Estamos llegando al final del año litúrgico. El domingo 23 de noviembre celebraremos a Jesucristo, Rey del Universo; y una semana después comenzaremos un nuevo Adviento, con el que la Iglesia nos invitará de nuevo a despertar el corazón y a renovar la esperanza. De momento, en este domingo 33 del Tiempo Ordinario (16 de noviembre), la Palabra de Dios nos recuerda algo esencial: que no pongamos nuestra confianza en las cosas que pasan, sino en aquel que permanece para siempre.

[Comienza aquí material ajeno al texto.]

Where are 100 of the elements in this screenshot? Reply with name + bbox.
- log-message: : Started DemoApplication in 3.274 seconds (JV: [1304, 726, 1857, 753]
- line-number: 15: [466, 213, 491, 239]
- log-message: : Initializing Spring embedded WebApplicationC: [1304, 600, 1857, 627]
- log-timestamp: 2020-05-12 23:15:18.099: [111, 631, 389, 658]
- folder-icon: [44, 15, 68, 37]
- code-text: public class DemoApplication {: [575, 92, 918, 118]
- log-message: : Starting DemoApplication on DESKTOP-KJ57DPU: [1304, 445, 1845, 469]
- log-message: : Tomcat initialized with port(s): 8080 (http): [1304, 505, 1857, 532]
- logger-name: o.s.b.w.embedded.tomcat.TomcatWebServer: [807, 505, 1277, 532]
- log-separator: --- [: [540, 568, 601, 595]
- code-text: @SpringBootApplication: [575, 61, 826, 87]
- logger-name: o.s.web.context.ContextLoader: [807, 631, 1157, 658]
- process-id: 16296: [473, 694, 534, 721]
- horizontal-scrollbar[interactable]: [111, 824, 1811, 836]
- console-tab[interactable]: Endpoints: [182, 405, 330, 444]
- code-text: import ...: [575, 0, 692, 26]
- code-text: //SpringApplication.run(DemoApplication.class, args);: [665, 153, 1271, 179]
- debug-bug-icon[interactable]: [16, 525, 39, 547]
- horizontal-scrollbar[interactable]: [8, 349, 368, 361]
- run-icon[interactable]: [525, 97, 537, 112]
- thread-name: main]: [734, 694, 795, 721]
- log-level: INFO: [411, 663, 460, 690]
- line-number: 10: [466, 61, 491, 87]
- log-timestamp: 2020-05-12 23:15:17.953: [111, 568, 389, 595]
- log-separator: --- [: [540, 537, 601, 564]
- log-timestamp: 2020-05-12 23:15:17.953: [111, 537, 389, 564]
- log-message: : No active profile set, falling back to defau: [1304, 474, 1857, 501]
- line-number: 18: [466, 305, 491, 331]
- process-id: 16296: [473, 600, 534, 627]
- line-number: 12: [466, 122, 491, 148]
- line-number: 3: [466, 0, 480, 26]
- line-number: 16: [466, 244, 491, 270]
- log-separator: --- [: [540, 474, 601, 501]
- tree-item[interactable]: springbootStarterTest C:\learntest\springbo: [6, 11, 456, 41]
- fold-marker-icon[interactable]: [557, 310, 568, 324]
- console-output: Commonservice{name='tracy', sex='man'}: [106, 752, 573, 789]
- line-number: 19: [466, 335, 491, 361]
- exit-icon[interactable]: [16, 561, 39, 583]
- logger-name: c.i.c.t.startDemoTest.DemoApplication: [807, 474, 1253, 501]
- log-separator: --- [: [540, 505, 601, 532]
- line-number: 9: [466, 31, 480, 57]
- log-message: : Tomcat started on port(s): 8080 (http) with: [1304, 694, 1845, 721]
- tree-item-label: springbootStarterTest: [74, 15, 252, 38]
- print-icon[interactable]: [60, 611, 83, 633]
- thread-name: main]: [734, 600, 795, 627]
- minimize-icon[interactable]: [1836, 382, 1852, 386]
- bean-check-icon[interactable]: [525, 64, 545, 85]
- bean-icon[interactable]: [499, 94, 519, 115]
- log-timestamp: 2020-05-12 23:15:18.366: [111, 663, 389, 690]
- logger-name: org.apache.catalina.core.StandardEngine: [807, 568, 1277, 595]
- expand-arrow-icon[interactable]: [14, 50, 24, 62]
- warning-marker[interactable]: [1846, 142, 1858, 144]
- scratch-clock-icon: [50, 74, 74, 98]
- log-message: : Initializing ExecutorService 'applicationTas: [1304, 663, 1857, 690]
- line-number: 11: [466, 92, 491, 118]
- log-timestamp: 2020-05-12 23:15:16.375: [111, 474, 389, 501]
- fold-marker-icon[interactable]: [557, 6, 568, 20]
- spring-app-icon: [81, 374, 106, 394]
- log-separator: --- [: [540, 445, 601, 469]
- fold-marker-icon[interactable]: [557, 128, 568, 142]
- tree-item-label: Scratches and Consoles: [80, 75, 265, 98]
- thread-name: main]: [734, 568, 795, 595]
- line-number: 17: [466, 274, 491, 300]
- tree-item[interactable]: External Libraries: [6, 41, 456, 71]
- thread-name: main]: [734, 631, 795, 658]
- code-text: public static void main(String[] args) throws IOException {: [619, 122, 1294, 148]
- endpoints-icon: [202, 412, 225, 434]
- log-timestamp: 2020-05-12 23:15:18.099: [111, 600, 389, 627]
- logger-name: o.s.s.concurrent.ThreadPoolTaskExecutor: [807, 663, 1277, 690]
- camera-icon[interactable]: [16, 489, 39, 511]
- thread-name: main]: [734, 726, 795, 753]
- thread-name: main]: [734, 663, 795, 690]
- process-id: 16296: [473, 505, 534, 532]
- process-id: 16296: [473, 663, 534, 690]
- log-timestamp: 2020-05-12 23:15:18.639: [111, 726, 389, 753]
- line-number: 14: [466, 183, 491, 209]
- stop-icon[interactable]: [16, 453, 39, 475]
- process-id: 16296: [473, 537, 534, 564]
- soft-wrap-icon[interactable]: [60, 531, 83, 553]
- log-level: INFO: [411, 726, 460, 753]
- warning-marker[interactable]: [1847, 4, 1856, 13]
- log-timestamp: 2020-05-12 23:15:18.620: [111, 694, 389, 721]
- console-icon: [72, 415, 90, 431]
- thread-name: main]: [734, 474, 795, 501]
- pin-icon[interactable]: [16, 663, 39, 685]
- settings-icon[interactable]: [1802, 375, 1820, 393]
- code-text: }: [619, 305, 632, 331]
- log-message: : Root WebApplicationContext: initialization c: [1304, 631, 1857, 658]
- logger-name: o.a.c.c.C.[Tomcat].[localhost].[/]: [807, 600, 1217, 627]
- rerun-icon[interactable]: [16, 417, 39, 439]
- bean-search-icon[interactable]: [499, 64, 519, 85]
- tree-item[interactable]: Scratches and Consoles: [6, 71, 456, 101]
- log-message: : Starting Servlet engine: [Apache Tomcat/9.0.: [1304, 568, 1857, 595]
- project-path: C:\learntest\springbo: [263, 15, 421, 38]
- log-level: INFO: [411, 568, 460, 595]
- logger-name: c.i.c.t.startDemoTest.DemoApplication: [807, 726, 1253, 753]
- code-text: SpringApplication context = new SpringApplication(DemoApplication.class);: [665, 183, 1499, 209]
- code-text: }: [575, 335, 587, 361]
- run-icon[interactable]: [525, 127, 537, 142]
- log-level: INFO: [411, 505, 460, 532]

El evangelio nos sitúa ante una escena sorprendente. Algunos admiraban la belleza del templo de Jerusalén (orgullo de la nación, obra grandiosa levantada para la gloria de Dios), y Jesús les dice: «Esto que contempláis, llegarán días en que no quedará piedra sobre piedra». Para los oyentes de Jesús, aquello era casi inconcebible: ¿cómo podría desaparecer algo tan sagrado, tan sólido? Pero el Señor quiere enseñarnos que incluso las obras más admirables de la historia humana, incluso lo más estable a nuestros ojos, un día pasará. Solo la Palabra de Dios es eterna; solo su amor no tiene fin.
Ante este horizonte, algunos se inquietan y buscan señales. Entonces Jesús nos tranquiliza: «Esto no sucederá enseguida». A lo largo de la historia no han faltado quienes anuncian catástrofes y predicen fechas para el final del mundo. Es lo mismo que sucedía en tiempos de san Pablo, cuando algunos dejaron de trabajar y vivían en la ociosidad, convencidos de que el Señor estaba a punto de llegar. Pero el apóstol, con la serenidad práctica que le caracteriza, les exhorta en la segunda lectura a «trabajar con tranquilidad», a ganarse el pan de cada día y a cumplir las responsabilidades ordinarias. Es decir: vigilad, sí, pero sin alarmismos ni fantasías. Sed responsables, constantes, fieles.
Y es que mientras caminamos por esta tierra, la mejor preparación para el encuentro definitivo con Cristo es la existencia cotidiana vivida con amor: el trabajo de cada día, la paciencia en las pruebas, la fidelidad en lo pequeño, el cuidado de la familia, el servicio humilde, la oración perseverante.
El Señor está ya con nosotros, acompañando cada paso, dándonos su gracia en la salud y en la enfermedad, en el esfuerzo y en el descanso. Dichosos los que saben descubrirlo en los acontecimientos de cada jornada, porque ellos no temerán cuando él venga en su gloria.
Jesús no quiere asustarnos. Al contrario: nos dice que, cuando todo parezca temblar, levantemos la cabeza, porque se acerca nuestra liberación. La victoria final no será el triunfo del miedo, sino el triunfo del amor. Los cristianos no aguardamos el final con temor, sino con esperanza. Sabemos a dónde vamos: hacia el encuentro con Cristo, hacia la plenitud para la que fuimos creados. No sabemos cuándo sucederá, pero sí sabemos que él es fiel, y que quien persevere hasta el final se salvará.
Continuemos nuestro camino con «determinada determinación», como decía santa Teresa. Caminemos sostenidos por la Palabra, alimentados por el Cuerpo de Cristo, fortalecidos por su bendición. Y vivamos sin miedo, con paz y con confianza, porque el Señor viene… y quienes esperan en él no quedarán defraudados. Amén.